Spiritual Movie Review - Groundhog Day
by Stephen Simon Co-Founder, The Spiritual Cinema Circle

ps. from Neva. I love the concepts presented in this movie. These are the kinds of movies I'd be thrilled to be involved with and I hope we see more of them in the future due to the efforts of people like Stephen Simon.

GROUNDHOG DAY is a wonderful human comedy about being given the rare opportunity to live several lifetimes all in the same day. Bill Murray plays cynical weatherman Phil Conner, who gets sent to Punxatawney, Pa. for what has become his annual covering of Groundhog Day, an event he dreads and loathes. Phil is an equal opportunity punisher of all around him, most particularly Rita (Andie McDowell), the segment producer on the shoot.

After the event, the crew is stranded by a snowstorm and forced to stay another day. Waking up the next morning (to the sounds of Sonny and Cher singing "I Got You Babe" on the radio), he discovers that it's Groundhog Day all over again. Every one and everything is the same except for him. And it keeps happening. Day after day after day.

At first, he sees it as the perfect way to hone his seductive designs on Rita. Every day he learns more about her and then uses it the next day to try to impress her. For her, everything is new each day. Ultimately, he realizes that nothing is going to get her into bed in just one day. He gets depressed, so much so that he actually tries to commit suicide. Several times. Several ways. The problem is that he still wakes up the next morning at 6:00 a.m. to Sonny and Cher.

At first, he goes through, in precise order, the five stages of dealing with death: denial, anger, bargaining, depression, and acceptance. After a while, he decides that he should probably do something better in his life and he actually starts to help people. By now, he knows absolutely everything that is going to happen in that town on that day so he can, for instance, always be under the right tree to catch a boy who falls out of it - or perform the Heimlich maneuver on a choking diner, etc.

Finally, he has really changed and Rita does fall in love with him for who he is actually is on that particular day. That night, she does fall asleep with him and, when he awakes the next day, Groundhog Day is finally over and he can move on with Rita, a changed man.

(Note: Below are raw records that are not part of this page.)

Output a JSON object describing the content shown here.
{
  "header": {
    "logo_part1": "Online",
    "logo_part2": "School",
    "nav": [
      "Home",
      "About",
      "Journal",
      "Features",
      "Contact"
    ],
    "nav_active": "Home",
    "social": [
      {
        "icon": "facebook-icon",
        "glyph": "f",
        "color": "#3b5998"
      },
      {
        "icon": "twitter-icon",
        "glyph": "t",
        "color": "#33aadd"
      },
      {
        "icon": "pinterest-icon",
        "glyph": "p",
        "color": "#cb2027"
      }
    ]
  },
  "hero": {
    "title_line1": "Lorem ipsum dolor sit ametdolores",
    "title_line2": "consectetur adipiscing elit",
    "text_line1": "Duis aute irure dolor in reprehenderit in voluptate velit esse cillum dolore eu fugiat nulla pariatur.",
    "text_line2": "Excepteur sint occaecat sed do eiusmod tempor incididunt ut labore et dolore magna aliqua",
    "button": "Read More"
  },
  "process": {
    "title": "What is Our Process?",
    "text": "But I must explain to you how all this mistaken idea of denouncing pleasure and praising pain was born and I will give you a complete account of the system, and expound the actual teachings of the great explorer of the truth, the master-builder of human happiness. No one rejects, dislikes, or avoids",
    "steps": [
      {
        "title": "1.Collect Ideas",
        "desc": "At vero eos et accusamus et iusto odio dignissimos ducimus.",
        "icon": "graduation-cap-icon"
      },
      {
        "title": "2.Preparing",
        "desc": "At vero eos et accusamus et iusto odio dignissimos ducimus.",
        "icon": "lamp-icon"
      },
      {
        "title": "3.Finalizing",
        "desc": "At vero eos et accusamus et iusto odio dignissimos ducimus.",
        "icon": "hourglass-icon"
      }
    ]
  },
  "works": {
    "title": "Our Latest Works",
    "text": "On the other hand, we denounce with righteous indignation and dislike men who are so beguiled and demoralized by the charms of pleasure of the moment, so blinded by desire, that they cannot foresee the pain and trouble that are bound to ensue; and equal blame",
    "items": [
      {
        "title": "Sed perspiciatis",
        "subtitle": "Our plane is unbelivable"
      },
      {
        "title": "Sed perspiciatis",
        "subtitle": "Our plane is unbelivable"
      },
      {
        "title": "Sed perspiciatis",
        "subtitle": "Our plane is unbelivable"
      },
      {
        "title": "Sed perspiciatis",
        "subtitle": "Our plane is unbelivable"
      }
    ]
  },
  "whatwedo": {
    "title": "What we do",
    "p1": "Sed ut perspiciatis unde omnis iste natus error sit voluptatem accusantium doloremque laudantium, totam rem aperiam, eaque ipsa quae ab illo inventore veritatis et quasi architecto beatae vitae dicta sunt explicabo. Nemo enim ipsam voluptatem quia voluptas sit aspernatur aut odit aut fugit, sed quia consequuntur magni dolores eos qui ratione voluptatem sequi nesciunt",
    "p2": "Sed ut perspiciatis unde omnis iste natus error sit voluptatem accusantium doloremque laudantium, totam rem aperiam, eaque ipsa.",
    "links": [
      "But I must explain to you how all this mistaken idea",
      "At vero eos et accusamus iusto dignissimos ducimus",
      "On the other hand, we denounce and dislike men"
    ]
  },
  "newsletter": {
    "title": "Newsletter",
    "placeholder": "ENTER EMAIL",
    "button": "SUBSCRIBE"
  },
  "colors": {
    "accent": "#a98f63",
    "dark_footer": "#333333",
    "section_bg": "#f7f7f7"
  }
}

The film is very funny in the beginning but, as it progresses, you see that there is more at work here than just a wonderful premise. It is obvious that this experience is happening over hundreds of days to Phil, maybe even thousands, and we see him evolve. Each day, he learns something new about himself and the world around him and he uses it the next day. In the beginning of his experience, Phil uses these new insights for ego-centered reasons but he gradually begins to realize that he has a greater purpose for being alive and begins to utilize those insights to grow and interact more positively with the people around him.

Groundhog Day thus provides a perfect metaphor for the lessons we seek from lifetime to lifetime. We learn and grow in each one as we evolve. If time has no meaning (and for Phil, it doesn't), then who is to say what one day signifies?

In Inherit The Wind, Henry Drummond, the character based on Clarence Darrow, asks Matthew Brady, the character based on William Jennings Bryan, about the definition of a "day" in the Bible. Confirming that even the Bible did not determine how long "a day" is, Drummond presents a theory that, without the measures we have now for a day (the sun), †that it could be of indeterminate length. "Could be 24 hours, could be a week, could be a month, could be a year, could be ten thousand years!"

Groundhog Day is a metaphor for that growth process and has become a common term now in modern life for a day that seems to go on forever. When a phrase from a movie takes on that kind of life ("Trust the force, Luke"), there is something going on in our hearts and minds that extends well outside the confines of a strip of film.